What really drives the IPO market is (a) the business cycle -- i.e., how many
new companies have been successful enough to attract demand for an IPO, and
closely correlated with that, (b) equity multiples and relative valuations --
i.e., how attractive it is to sell equity at that point in time.

What the author doesn't mention, which is perhaps one of the real forces
between a relatively smaller IPO pipe, is a significant change in regulation
that makes it harder to be a public company. (Sarbox)

She also doesn't mention the enormous pools of capital available to the
secondary market that provides liquidity well ahead of an IPO. It's no longer
necessary to IPO for early investors / founders to get rich.

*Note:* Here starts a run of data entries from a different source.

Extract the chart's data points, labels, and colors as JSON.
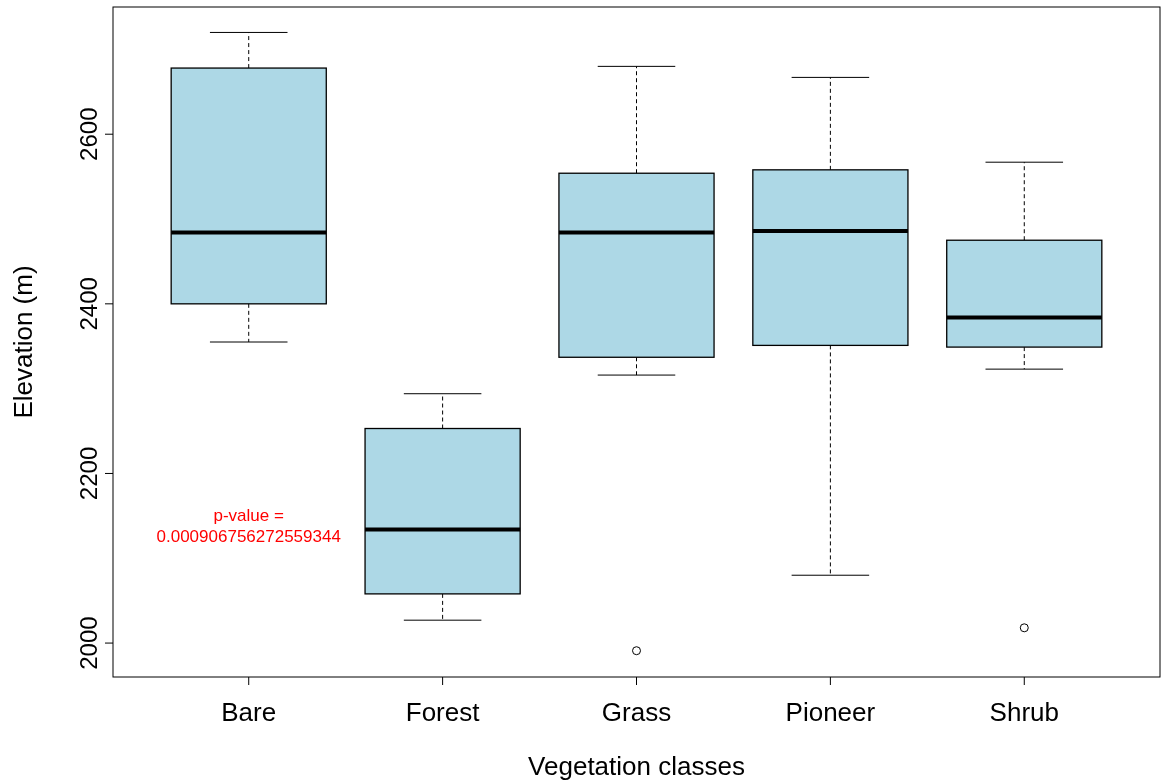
{
  "chart_data": {
    "type": "box",
    "xlabel": "Vegetation classes",
    "ylabel": "Elevation (m)",
    "categories": [
      "Bare",
      "Forest",
      "Grass",
      "Pioneer",
      "Shrub"
    ],
    "ylim": [
      1960,
      2750
    ],
    "yticks": [
      2000,
      2200,
      2400,
      2600
    ],
    "grid": false,
    "boxes": [
      {
        "low": 2355,
        "q1": 2400,
        "median": 2484,
        "q3": 2678,
        "high": 2720
      },
      {
        "low": 2027,
        "q1": 2058,
        "median": 2134,
        "q3": 2253,
        "high": 2294
      },
      {
        "low": 2316,
        "q1": 2337,
        "median": 2484,
        "q3": 2554,
        "high": 2680,
        "outliers": [
          1991
        ]
      },
      {
        "low": 2080,
        "q1": 2351,
        "median": 2486,
        "q3": 2558,
        "high": 2667
      },
      {
        "low": 2323,
        "q1": 2349,
        "median": 2384,
        "q3": 2475,
        "high": 2567,
        "outliers": [
          2018
        ]
      }
    ],
    "color": "#add8e6",
    "annotations": [
      "p-value = 0.000906756272559344"
    ]
  }
}
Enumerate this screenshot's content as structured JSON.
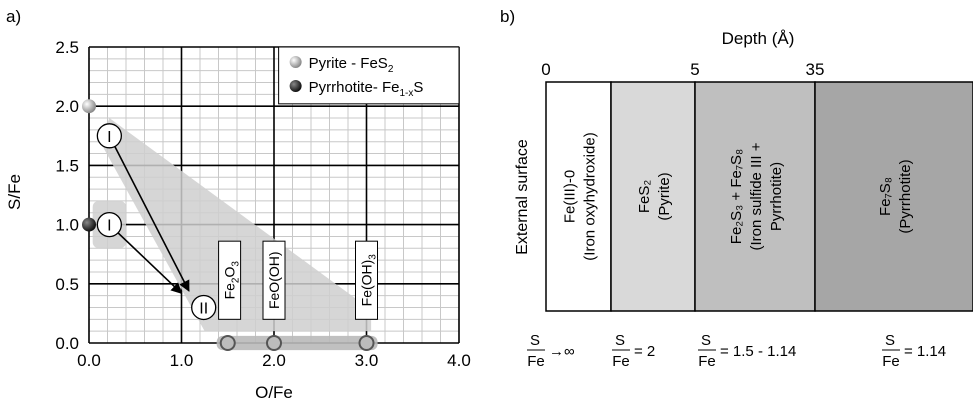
{
  "panel_a": {
    "panel_label": "a)",
    "chart_data": {
      "type": "scatter",
      "xlabel": "O/Fe",
      "ylabel": "S/Fe",
      "xlim": [
        0,
        4
      ],
      "ylim": [
        0,
        2.5
      ],
      "grid": true,
      "x_ticks": [
        0,
        1,
        2,
        3,
        4
      ],
      "x_tick_labels": [
        "0.0",
        "1.0",
        "2.0",
        "3.0",
        "4.0"
      ],
      "y_ticks": [
        0,
        0.5,
        1,
        1.5,
        2,
        2.5
      ],
      "y_tick_labels": [
        "0.0",
        "0.5",
        "1.0",
        "1.5",
        "2.0",
        "2.5"
      ],
      "legend_position": "top-right",
      "legend": [
        {
          "name": "Pyrite - FeS",
          "sub": "2",
          "tail": "",
          "color": "#9a9a9a"
        },
        {
          "name": "Pyrrhotite- Fe",
          "sub": "1-x",
          "tail": "S",
          "color": "#222222"
        }
      ],
      "points": [
        {
          "series": "pyrite",
          "x": 0,
          "y": 2.0,
          "color": "#9a9a9a"
        },
        {
          "series": "pyrrhotite",
          "x": 0,
          "y": 1.0,
          "color": "#222222"
        },
        {
          "series": "oxide",
          "x": 1.5,
          "y": 0,
          "color": "#bcbcbc"
        },
        {
          "series": "oxide",
          "x": 2.0,
          "y": 0,
          "color": "#bcbcbc"
        },
        {
          "series": "oxide",
          "x": 3.0,
          "y": 0,
          "color": "#bcbcbc"
        }
      ],
      "arrows": [
        {
          "from": [
            0.22,
            1.75
          ],
          "to": [
            1.08,
            0.44
          ]
        },
        {
          "from": [
            0.22,
            1.0
          ],
          "to": [
            1.0,
            0.42
          ]
        }
      ],
      "markers": [
        {
          "label": "I",
          "x": 0.22,
          "y": 1.75
        },
        {
          "label": "I",
          "x": 0.22,
          "y": 1.0
        },
        {
          "label": "II",
          "x": 1.24,
          "y": 0.3
        }
      ],
      "compound_labels": [
        {
          "main": "Fe",
          "sub1": "2",
          "mid": "O",
          "sub2": "3",
          "x": 1.52
        },
        {
          "main": "FeO(OH)",
          "sub1": "",
          "mid": "",
          "sub2": "",
          "x": 2.0
        },
        {
          "main": "Fe(OH)",
          "sub1": "3",
          "mid": "",
          "sub2": "",
          "x": 3.0
        }
      ]
    }
  },
  "panel_b": {
    "panel_label": "b)",
    "chart_data": {
      "type": "diagram",
      "title": "Depth (Å)",
      "side_label": "External surface",
      "depth_ticks": [
        "0",
        "5",
        "35"
      ],
      "layers": [
        {
          "line1": "Fe(III)-0",
          "line2": "(Iron oxyhydroxide)",
          "line3": "",
          "color": "#ffffff",
          "ratio": "→∞"
        },
        {
          "line1": "FeS₂",
          "line2": "(Pyrite)",
          "line3": "",
          "color": "#d9d9d9",
          "ratio": "= 2"
        },
        {
          "line1": "Fe₂S₃ + Fe₇S₈",
          "line2": "(Iron sulfide III +",
          "line3": "Pyrrhotite)",
          "color": "#bfbfbf",
          "ratio": "= 1.5 - 1.14"
        },
        {
          "line1": "Fe₇S₈",
          "line2": "(Pyrrhotite)",
          "line3": "",
          "color": "#a6a6a6",
          "ratio": "= 1.14"
        }
      ],
      "ratio_num": "S",
      "ratio_den": "Fe"
    }
  }
}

See Evernote and
Surveymonkey, among others.

Finally, she wants there to be more aftermarket support for company stock
(presumably to fight off the evil high frequency traders making the market
unstable) -- but that's exactly contra what an IPO does! You become a public
company and you no longer control who your owners are. It's no coincidence
that in many countries public companies are called "Anonymous Societies".

Anyway, if you can't tell, I really thought this article was BS and needed a
place to vent.